Dynamic Adaptation in Action

The results were fascinating. When we visualized the sampling probabilities over time, we didn’t see flat lines. Instead, we saw dynamic curves reflecting the model’s learning phases.

"MoS automatically adjusts sampling probabilities during training. Note how focus shifts to more challenging datasets (like Math) as training progresses."

MoS consistently outperformed static baselines across various models (Qwen, Gemma, Llama-3). Crucially, it proved to be complementary to data selection. When we combined GraphFilter (to select high-quality data) with MoS (to optimize its usage), we achieved better performance than either method alone.

MoSpec: Specialization through Dynamic Mixing

We extended this framework to a variant called MoSpec, designed for creating specialized models (e.g., a Math specialist).

A common intuition is that to build a math specialist, you should train only on math data. Our results challenged this. MoSpec showed that by dynamically mixing in “supporting” datasets (like logic or general conversation) alongside the target math data, we achieved significantly better performance on math benchmarks than training on math data alone (+4.87 points on GSM8K). It turns out that related skills provide necessary scaffolding for specialized capabilities.

Conclusion: A Comprehensive Pipeline

Data optimization isn’t a single step; it’s a pipeline.
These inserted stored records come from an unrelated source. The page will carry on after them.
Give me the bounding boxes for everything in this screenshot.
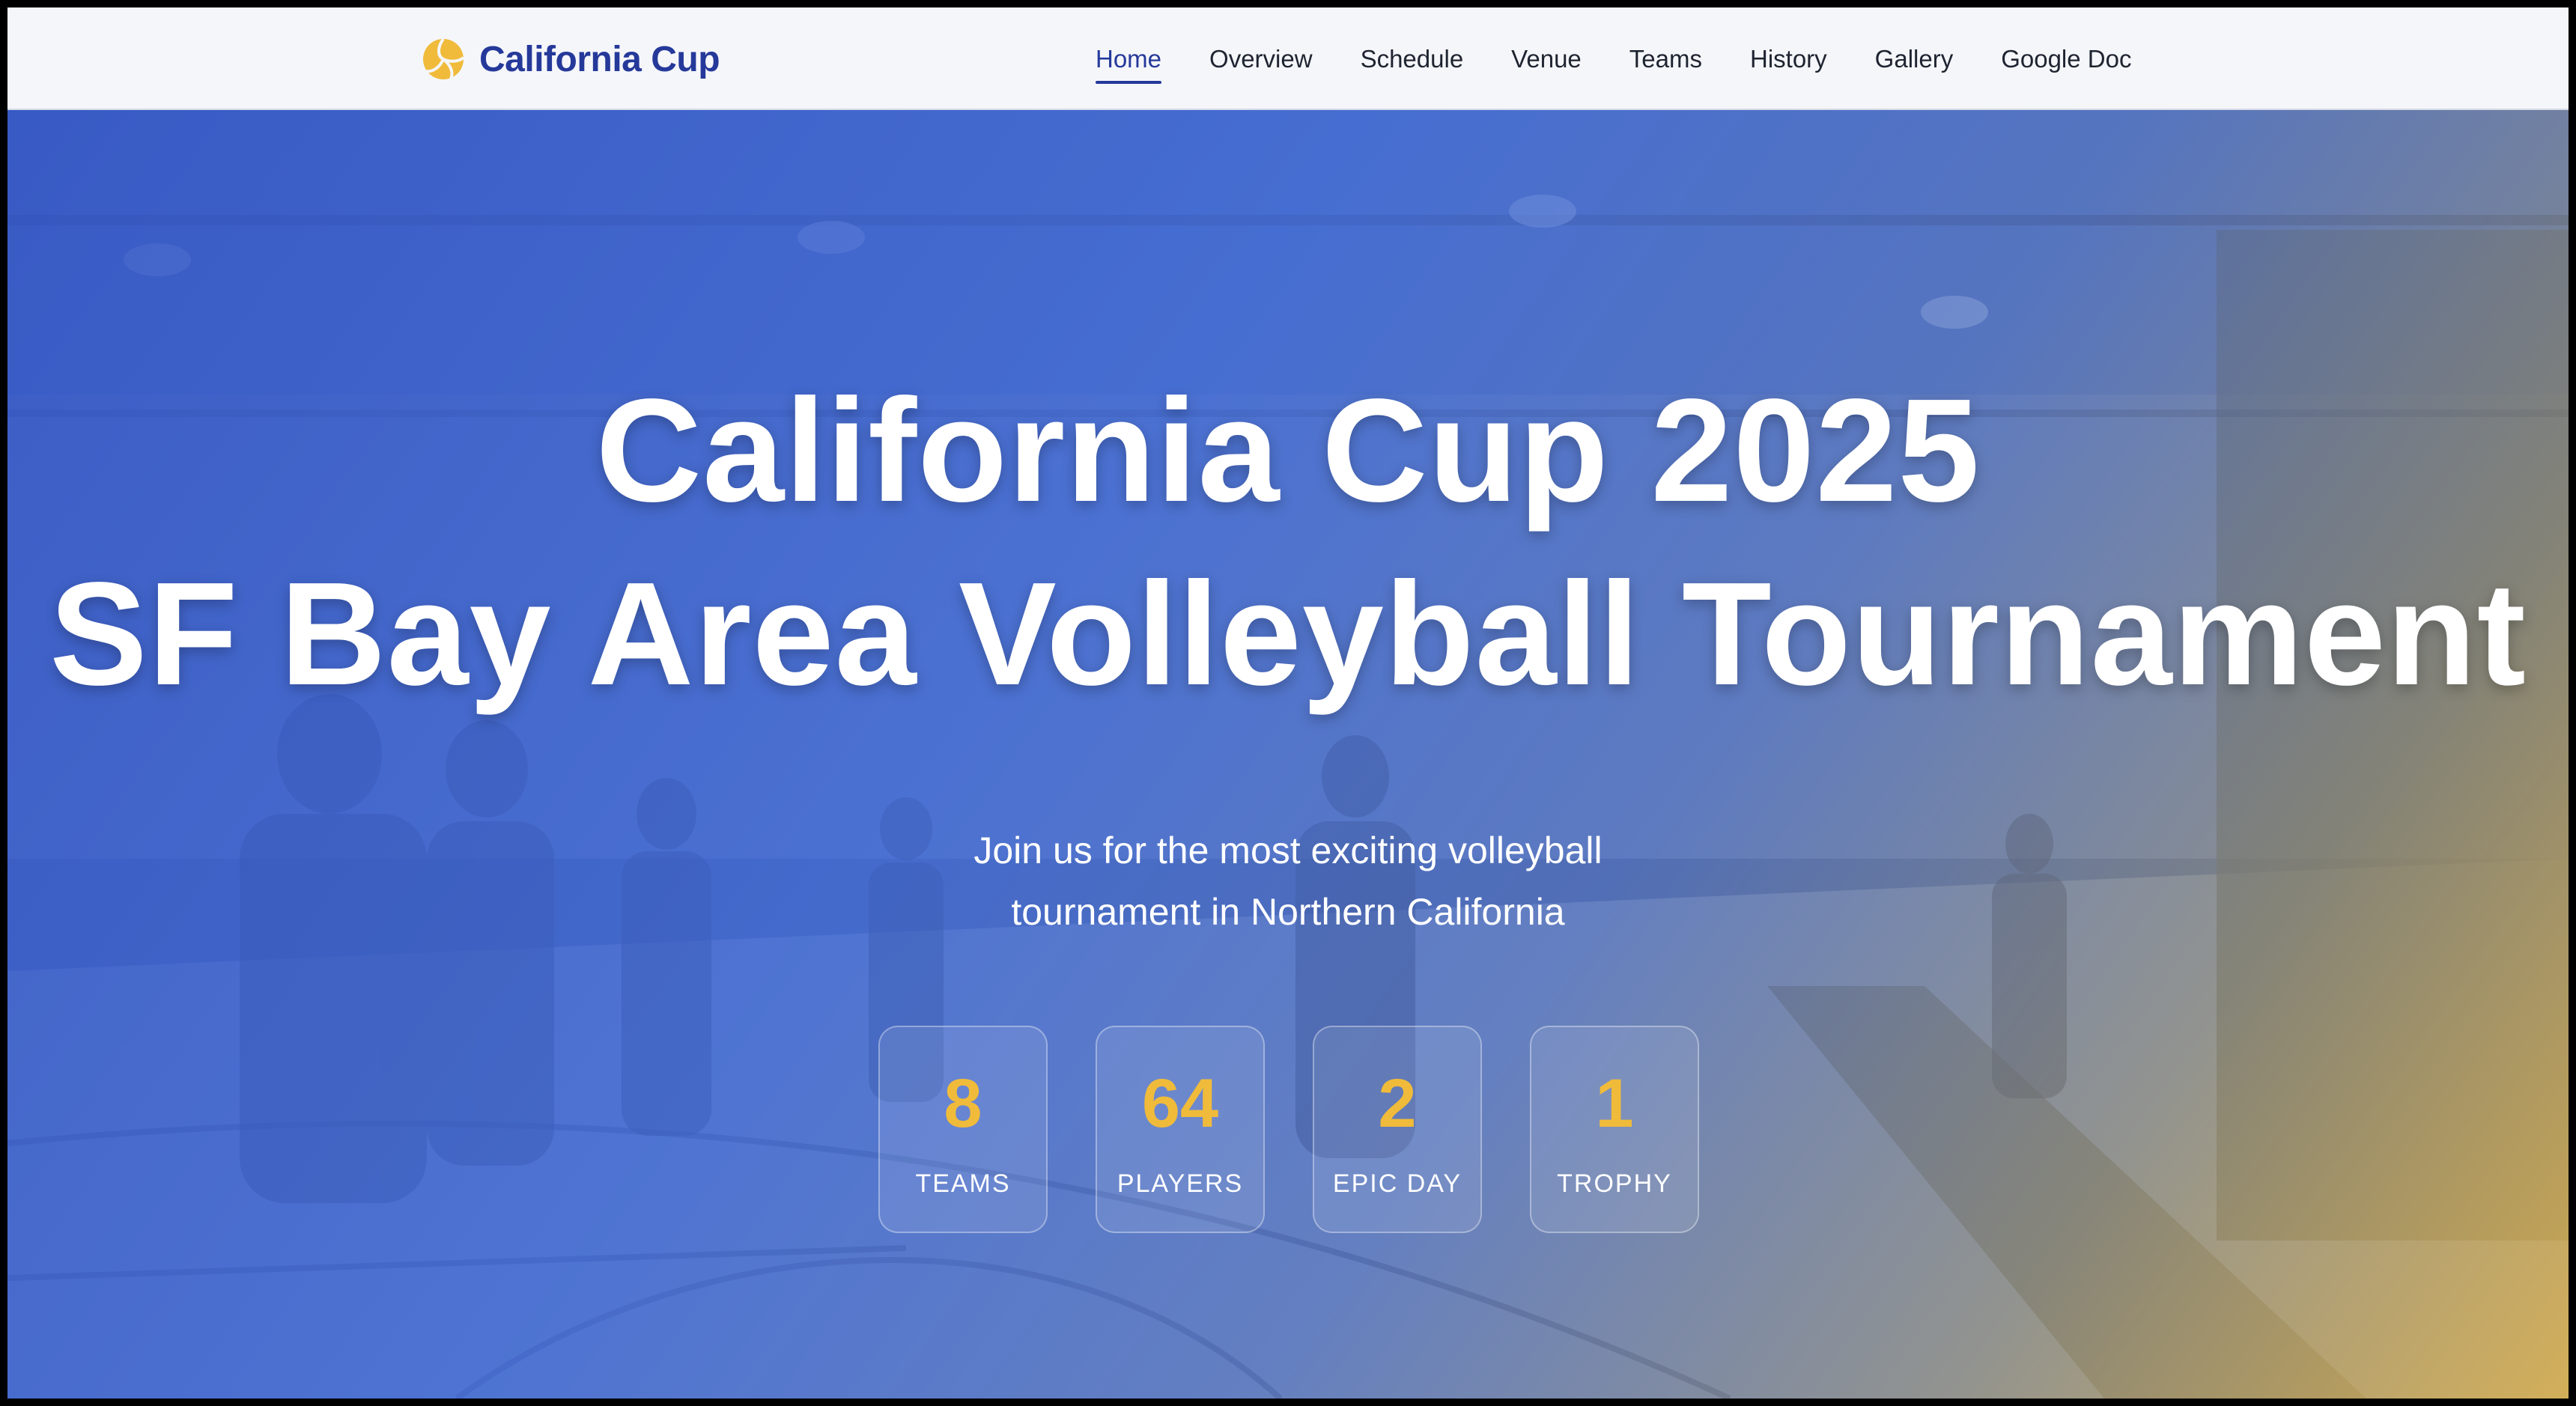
stat-card-teams: 8 TEAMS (878, 1026, 1048, 1233)
hero-section: California Cup 2025 SF Bay Area Volleyba… (7, 110, 2569, 1399)
nav-venue[interactable]: Venue (1511, 45, 1582, 73)
stat-card-trophy: 1 TROPHY (1530, 1026, 1699, 1233)
stat-label: TROPHY (1557, 1169, 1672, 1198)
stat-value: 1 (1595, 1065, 1634, 1142)
stat-label: TEAMS (915, 1169, 1011, 1198)
nav-overview[interactable]: Overview (1209, 45, 1313, 73)
brand-name: California Cup (479, 39, 720, 79)
stat-value: 2 (1378, 1065, 1417, 1142)
stat-card-players: 64 PLAYERS (1096, 1026, 1265, 1233)
nav-history[interactable]: History (1750, 45, 1827, 73)
main-nav: Home Overview Schedule Venue Teams Histo… (1096, 33, 2131, 85)
brand-logo-link[interactable]: California Cup (421, 33, 720, 85)
top-navbar: California Cup Home Overview Schedule Ve… (7, 7, 2569, 110)
hero-title-line1: California Cup 2025 (595, 368, 1981, 532)
stat-label: EPIC DAY (1332, 1169, 1462, 1198)
stat-label: PLAYERS (1117, 1169, 1244, 1198)
nav-gallery[interactable]: Gallery (1875, 45, 1954, 73)
hero-title-line2: SF Bay Area Volleyball Tournament (49, 552, 2527, 716)
nav-home[interactable]: Home (1096, 45, 1162, 84)
stats-row: 8 TEAMS 64 PLAYERS 2 EPIC DAY 1 TROPHY (878, 1026, 1699, 1233)
hero-subtitle: Join us for the most exciting volleyball… (7, 820, 2569, 943)
hero-subtitle-line2: tournament in Northern California (1011, 891, 1565, 933)
nav-schedule[interactable]: Schedule (1361, 45, 1464, 73)
stat-value: 64 (1141, 1065, 1219, 1142)
browser-viewport: California Cup Home Overview Schedule Ve… (7, 7, 2569, 1399)
nav-teams[interactable]: Teams (1629, 45, 1702, 73)
stat-card-epic-day: 2 EPIC DAY (1313, 1026, 1482, 1233)
hero-subtitle-line1: Join us for the most exciting volleyball (973, 830, 1603, 871)
stat-value: 8 (944, 1065, 982, 1142)
nav-google-doc[interactable]: Google Doc (2001, 45, 2131, 73)
volleyball-icon (423, 37, 465, 79)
  1. Static Selection (GraphFilter) ensures we start with a dataset that is both high-quality and diverse, removing redundancy before we spend a single compute cycle on training.
  2. Dynamic Rebalancing (Mixture-of-Skills) ensures we use that data efficiently, adapting to the model’s changing needs as it learns.

By addressing both “what to train on” and “how to train,” we can squeeze every drop of performance out of our fine-tuning data.